Hierarchical clustering analysis of differential DNA methylation enrichment peaks from arrays examining the effect of continuous preference drinking on B6 male brains. To compare differentially enriched regions between ethanol-exposed and control mice, the normalized log₂-ratio scan values were averaged and then used to calculate the M′ value [M′=Average(log₂ MeDIPE/InputE) – Average(log₂ MeDIPC/InputC)] for each probe. NimbleScan sliding-window peak-finding algorithm was run on this data to find the differential enrichment peaks (DEPs).

Fig. 2.

The functional significance of altered CTCF-binding-site methylation after FAE. (A,B) Gene promoters (‘P’) with CTCF sites showing increased (A) and decreased (B) methylation after FAE. (C) Schematic of H19/IGF2 imprinting regulation and the effects of FAE. The black rectangle represents the H19 ICR, white lollipops represent unmethylated DNA, and black lollipops represent methylated DNA. On the wild-type locus, the ICR exhibits paternal-specific methylation and contains binding sites for CTCF. On the maternal allele, CTCF binds to the ICR and blocks the Igf2 promoter from accessing the 3′ shared enhancers (E).

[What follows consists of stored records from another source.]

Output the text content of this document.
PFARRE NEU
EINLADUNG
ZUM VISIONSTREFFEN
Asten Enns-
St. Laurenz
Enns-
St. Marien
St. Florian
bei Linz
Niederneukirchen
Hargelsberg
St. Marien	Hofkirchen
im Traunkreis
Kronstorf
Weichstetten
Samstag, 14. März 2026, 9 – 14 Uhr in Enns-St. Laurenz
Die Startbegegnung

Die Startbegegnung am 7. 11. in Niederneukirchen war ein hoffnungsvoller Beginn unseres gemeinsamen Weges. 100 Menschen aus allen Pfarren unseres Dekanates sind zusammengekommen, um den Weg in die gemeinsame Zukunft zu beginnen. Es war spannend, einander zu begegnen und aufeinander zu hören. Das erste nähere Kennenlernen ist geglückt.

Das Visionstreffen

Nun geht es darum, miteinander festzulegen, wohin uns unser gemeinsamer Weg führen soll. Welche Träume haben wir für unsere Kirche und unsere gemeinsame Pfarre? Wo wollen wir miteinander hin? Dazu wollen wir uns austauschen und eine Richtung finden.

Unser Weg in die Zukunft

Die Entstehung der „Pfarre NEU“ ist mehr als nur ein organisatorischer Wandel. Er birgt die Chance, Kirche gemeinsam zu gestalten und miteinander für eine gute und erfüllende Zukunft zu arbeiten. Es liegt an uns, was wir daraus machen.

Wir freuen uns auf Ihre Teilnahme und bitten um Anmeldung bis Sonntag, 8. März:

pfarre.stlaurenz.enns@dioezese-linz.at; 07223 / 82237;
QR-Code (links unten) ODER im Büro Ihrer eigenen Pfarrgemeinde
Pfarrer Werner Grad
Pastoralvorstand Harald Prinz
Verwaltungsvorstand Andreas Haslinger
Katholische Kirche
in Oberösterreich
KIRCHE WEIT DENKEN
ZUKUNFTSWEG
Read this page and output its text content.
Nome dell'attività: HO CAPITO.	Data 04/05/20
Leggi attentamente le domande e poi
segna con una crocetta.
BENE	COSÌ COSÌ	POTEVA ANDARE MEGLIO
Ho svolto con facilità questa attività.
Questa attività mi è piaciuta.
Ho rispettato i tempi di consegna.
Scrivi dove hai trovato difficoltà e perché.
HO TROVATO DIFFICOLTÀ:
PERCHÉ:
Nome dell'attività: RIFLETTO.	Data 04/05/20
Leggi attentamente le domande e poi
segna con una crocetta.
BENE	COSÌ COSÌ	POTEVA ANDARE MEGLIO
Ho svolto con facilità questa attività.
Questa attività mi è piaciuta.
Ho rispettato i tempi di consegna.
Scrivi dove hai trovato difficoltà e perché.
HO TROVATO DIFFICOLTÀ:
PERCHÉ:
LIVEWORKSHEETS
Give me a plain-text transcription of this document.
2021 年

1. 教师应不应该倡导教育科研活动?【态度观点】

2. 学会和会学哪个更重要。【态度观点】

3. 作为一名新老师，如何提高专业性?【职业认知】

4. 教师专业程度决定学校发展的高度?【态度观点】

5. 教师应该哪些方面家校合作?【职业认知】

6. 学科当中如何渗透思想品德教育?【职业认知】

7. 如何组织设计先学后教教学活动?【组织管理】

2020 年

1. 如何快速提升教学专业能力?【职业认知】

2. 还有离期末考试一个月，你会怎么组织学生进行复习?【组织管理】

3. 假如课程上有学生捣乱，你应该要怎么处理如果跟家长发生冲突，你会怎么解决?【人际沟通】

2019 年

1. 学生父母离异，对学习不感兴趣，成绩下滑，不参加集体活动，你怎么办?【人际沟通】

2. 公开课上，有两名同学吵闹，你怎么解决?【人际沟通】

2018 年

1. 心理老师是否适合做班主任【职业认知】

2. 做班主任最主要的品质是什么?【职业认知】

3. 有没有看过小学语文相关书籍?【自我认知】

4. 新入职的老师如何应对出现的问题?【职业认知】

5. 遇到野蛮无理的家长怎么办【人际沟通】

On the paternal allele, the ICR is methylated, and H19 transcription is repressed. Because CTCF binding is methylation sensitive, the ICR cannot act as an insulator on the paternal allele, allowing Igf2 expression to be driven from the enhancer. Our results suggest that, in the case of FAE, imprinting is deregulated owing to increased methylation in the CTCF-binding site, which causes the maternal allele to exhibit paternal imprinting marks.

Fig. 3.

Gene Mania network analysis of significantly differentially methylated genes containing CTCF-binding sites, from the ‘Behavior, Neurological Disease, and Psychological Disorders’ network.

Fig. 4.

Heat maps of miRNA expression generated using hierarchical clustering of the four FAE paradigms. Trimester 1 injection model, trimester 2 injection model, trimester 3 injection model and continuous preference drinking model (ANOVA P-value of 0.05 and minimum 1.2-fold cut-off).

Fig. 5.

Venn diagram of common and unique differentially expressed miRNAs identified by four FAE models. Continuous preference drinking; trimester 1, binge treatment at GD8 and GD11; trimester 2, binge treatment at GD14 and GD16; trimester 3, binge treatment at PD4 and PD7. (ANOVA P-value of 0.05 and minimum 1.2-fold cut-off.)

Fig. 6.

A bar graph depicting the quantitation of mmu-mir-679-5p expression in control and fetal alcohol-exposed (CPD) adult brains. The y-axis depicts the relative mir-679 expression normalized to snoRNA 202, expressed as a mean ± s.e.m. of both biological (n=6) and technical (n=3) replicates. *P<0.05.

Fig. 7.

Summary of select observed epigenetic associations. White lollipops indicate an absence of DNA cytosine methylation, whereas black lollipops indicate its presence. Green arrows indicate an increase of either methylation or expression, whereas red arrows indicate a decrease.